Upon hearing the news the Hume Medicare Local chief executive David Dart said he had discussions with the Lower Murray and Loddon Mallee Murray boards to determine how they would manage the changes.
“Fortunately they share the same philosophies we do in that we will continue to deliver services for now and make sure that when this new entity is established it knows that it has a responsibility to our communities,” Mr Dart said.
The Albury Hospital currently falls under Victorian state governance, however will be part of the western NSW zone of the new primary health network.
Mr Dart said excluding Albury from the Murray zone would undo years of work on cross Border health.
“The Albury one we are finding very difficult to accept because it fragments something that is functional at the moment and just introduces another complication into the system that is already too complicated,” Mr Dart said.

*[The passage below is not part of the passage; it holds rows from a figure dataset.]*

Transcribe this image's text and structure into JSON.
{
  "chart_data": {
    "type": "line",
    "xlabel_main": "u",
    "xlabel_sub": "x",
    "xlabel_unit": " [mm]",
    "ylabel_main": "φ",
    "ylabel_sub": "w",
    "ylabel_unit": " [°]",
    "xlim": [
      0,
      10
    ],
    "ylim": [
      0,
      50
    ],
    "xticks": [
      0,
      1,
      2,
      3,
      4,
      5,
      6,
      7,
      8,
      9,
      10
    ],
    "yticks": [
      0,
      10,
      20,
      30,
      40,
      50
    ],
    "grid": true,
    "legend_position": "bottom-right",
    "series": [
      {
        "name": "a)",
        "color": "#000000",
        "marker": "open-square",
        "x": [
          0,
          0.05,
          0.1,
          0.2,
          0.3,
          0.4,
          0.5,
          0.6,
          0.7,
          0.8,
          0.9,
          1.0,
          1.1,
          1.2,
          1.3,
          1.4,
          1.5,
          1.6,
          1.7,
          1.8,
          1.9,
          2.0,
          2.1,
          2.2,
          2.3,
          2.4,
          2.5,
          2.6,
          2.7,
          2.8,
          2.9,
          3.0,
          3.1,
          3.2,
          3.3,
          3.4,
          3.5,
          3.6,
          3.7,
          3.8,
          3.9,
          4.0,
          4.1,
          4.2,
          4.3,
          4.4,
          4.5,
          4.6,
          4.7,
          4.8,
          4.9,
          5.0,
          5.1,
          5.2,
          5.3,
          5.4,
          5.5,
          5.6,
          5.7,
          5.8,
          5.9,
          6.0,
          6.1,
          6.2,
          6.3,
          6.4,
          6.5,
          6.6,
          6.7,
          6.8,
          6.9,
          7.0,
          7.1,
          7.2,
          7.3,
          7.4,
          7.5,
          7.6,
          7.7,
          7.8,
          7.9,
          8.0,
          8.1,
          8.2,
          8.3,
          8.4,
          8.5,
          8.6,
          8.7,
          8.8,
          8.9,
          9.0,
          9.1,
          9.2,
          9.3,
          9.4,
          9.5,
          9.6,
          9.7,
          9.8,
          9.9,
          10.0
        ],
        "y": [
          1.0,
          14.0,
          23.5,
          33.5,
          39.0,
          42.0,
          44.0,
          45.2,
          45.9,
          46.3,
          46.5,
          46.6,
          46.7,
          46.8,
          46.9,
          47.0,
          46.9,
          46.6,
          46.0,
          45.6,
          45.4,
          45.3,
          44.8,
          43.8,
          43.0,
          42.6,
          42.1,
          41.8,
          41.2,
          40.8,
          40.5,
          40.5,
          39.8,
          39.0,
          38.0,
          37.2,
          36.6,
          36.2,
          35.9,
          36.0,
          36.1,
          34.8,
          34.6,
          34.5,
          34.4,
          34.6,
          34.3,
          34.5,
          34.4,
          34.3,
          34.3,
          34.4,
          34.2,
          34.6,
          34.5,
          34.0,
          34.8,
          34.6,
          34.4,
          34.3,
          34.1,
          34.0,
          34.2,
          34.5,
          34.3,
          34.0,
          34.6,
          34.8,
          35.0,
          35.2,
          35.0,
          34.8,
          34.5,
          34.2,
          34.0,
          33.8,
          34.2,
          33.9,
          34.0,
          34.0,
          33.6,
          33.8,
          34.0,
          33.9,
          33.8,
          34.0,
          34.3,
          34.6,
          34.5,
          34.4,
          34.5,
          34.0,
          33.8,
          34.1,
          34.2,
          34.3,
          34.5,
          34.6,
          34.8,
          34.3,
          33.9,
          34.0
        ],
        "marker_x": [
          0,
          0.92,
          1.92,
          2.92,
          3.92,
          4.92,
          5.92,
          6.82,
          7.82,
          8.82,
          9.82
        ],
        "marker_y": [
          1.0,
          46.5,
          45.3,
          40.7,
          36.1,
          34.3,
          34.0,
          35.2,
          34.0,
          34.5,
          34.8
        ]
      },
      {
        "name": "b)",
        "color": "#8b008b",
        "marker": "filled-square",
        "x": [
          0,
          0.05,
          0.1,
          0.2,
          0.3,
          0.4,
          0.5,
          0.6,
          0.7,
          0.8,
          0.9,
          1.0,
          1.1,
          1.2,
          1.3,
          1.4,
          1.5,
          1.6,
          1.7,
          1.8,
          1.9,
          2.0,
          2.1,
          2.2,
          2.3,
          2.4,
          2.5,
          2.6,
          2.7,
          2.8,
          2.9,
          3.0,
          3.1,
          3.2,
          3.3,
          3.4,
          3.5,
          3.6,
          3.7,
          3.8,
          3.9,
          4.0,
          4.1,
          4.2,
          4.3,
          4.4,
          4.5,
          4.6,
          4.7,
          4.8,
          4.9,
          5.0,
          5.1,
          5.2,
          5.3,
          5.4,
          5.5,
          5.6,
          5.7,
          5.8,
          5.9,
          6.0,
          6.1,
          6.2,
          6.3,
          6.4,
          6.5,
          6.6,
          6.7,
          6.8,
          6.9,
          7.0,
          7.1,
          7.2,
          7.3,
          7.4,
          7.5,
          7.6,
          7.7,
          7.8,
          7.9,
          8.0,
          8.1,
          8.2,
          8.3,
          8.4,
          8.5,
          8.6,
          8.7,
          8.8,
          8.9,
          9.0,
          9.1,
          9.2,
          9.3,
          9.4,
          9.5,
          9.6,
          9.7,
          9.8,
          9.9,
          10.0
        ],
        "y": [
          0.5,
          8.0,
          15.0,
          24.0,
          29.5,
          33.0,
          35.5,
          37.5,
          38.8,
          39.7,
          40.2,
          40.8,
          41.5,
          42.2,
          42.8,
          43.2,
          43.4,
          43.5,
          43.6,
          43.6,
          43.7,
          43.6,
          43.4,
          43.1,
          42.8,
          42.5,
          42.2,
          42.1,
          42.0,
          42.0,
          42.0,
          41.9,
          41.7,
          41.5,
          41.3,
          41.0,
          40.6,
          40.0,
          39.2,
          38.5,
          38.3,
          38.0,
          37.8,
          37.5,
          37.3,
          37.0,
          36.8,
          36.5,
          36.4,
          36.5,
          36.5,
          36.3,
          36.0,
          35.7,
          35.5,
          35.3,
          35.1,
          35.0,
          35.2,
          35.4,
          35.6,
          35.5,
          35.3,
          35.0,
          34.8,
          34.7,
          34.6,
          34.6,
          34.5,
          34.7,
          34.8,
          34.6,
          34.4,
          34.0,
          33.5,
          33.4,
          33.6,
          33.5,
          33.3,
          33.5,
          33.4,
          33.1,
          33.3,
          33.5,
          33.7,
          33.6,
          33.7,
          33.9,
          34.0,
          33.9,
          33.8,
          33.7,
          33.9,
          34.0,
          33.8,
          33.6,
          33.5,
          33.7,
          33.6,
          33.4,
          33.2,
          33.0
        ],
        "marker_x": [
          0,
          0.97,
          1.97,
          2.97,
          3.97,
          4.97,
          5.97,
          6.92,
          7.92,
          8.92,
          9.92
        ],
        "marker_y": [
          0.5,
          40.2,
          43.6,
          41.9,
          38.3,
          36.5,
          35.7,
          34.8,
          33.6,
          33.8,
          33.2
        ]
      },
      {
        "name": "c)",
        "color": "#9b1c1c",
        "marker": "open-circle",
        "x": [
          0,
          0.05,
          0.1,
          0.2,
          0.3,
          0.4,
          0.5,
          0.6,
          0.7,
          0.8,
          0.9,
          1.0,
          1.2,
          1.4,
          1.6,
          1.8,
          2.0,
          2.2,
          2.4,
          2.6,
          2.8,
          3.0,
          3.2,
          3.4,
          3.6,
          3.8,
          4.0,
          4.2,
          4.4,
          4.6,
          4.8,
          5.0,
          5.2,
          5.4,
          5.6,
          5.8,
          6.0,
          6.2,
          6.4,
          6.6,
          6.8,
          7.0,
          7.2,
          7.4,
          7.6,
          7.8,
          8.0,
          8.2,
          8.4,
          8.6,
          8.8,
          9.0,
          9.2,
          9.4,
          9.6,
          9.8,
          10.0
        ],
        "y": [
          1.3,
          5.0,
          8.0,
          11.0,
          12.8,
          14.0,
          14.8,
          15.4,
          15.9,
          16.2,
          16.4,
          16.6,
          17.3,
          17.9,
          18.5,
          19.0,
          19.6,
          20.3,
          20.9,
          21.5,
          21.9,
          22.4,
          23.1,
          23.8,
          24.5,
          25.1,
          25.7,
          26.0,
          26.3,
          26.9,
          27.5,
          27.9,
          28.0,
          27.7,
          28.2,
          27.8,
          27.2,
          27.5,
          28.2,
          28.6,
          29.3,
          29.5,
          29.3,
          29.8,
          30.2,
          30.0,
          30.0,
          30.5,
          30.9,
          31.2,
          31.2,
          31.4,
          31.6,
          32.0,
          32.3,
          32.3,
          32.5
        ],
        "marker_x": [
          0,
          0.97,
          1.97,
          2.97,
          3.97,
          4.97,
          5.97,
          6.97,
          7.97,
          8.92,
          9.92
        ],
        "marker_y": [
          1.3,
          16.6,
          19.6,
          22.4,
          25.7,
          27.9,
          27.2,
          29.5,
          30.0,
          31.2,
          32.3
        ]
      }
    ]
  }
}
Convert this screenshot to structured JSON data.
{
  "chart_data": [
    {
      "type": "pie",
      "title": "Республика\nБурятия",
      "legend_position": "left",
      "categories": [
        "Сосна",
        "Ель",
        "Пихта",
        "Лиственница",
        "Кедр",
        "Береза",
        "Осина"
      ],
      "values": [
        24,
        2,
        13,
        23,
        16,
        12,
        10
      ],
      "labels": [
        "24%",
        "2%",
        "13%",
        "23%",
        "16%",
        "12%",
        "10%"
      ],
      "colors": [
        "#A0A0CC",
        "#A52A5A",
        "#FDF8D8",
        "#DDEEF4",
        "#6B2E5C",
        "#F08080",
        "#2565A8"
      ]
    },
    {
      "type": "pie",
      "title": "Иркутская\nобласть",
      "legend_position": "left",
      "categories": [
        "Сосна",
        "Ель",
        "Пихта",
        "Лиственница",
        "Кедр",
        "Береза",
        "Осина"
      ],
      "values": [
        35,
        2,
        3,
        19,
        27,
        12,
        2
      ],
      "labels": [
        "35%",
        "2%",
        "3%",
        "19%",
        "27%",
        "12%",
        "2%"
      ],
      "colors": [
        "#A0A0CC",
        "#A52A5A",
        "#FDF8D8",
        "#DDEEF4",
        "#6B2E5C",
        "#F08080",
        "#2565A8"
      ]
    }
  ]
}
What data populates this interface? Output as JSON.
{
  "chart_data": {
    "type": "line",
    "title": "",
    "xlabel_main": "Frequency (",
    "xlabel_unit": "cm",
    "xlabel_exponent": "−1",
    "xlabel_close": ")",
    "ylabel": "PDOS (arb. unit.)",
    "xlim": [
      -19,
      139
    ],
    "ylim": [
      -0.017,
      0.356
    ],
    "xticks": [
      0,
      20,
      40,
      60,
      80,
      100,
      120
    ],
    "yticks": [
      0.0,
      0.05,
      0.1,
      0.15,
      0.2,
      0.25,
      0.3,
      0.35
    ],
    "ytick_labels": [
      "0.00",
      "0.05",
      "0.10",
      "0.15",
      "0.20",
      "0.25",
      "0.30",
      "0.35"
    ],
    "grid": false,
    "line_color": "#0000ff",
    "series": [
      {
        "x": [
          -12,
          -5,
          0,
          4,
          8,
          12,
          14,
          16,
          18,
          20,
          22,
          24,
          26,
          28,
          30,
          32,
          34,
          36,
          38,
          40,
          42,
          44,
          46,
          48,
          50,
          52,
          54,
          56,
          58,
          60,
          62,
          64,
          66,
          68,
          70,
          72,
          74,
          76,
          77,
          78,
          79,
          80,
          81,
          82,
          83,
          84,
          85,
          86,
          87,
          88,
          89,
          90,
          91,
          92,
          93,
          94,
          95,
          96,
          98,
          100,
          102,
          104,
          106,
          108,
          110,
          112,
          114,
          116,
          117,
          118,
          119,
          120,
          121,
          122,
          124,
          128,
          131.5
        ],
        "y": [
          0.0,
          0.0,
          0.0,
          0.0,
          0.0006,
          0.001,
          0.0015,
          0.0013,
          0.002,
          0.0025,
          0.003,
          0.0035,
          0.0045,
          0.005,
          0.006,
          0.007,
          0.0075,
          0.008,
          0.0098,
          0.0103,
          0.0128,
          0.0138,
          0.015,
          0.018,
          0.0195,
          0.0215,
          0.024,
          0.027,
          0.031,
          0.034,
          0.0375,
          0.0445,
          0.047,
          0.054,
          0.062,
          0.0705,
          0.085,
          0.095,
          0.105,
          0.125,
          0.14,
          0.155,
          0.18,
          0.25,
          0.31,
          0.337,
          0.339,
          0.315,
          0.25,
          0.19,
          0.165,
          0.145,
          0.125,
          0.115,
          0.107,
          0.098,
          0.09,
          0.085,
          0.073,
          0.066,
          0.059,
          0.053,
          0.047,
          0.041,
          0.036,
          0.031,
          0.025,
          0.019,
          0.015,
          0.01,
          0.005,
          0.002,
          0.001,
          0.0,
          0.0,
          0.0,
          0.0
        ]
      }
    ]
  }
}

“It doesn’t marry nicely to have an acute service and a mental health service recognised in Victoria as a Victorian system and then have a primary health system that doesn’t reflect that — it’s not logical,” he said.
Hume Medicare Local employs more than 50 people and had received $10 million in funding each year since it began in 2012.
The Hume board will be lobbying the government to have Albury added to the Victorian side of the Border.
Albury Wodonga Health chief executive Susan O’Neill said at this stage they are trying to understand what the changes will mean for the organisation.
“We will be doing an internal analysis to understand implications and provide comment back to the federal government about the changes,” she said.
“The government structures move and change all the time and you have got to adjust.”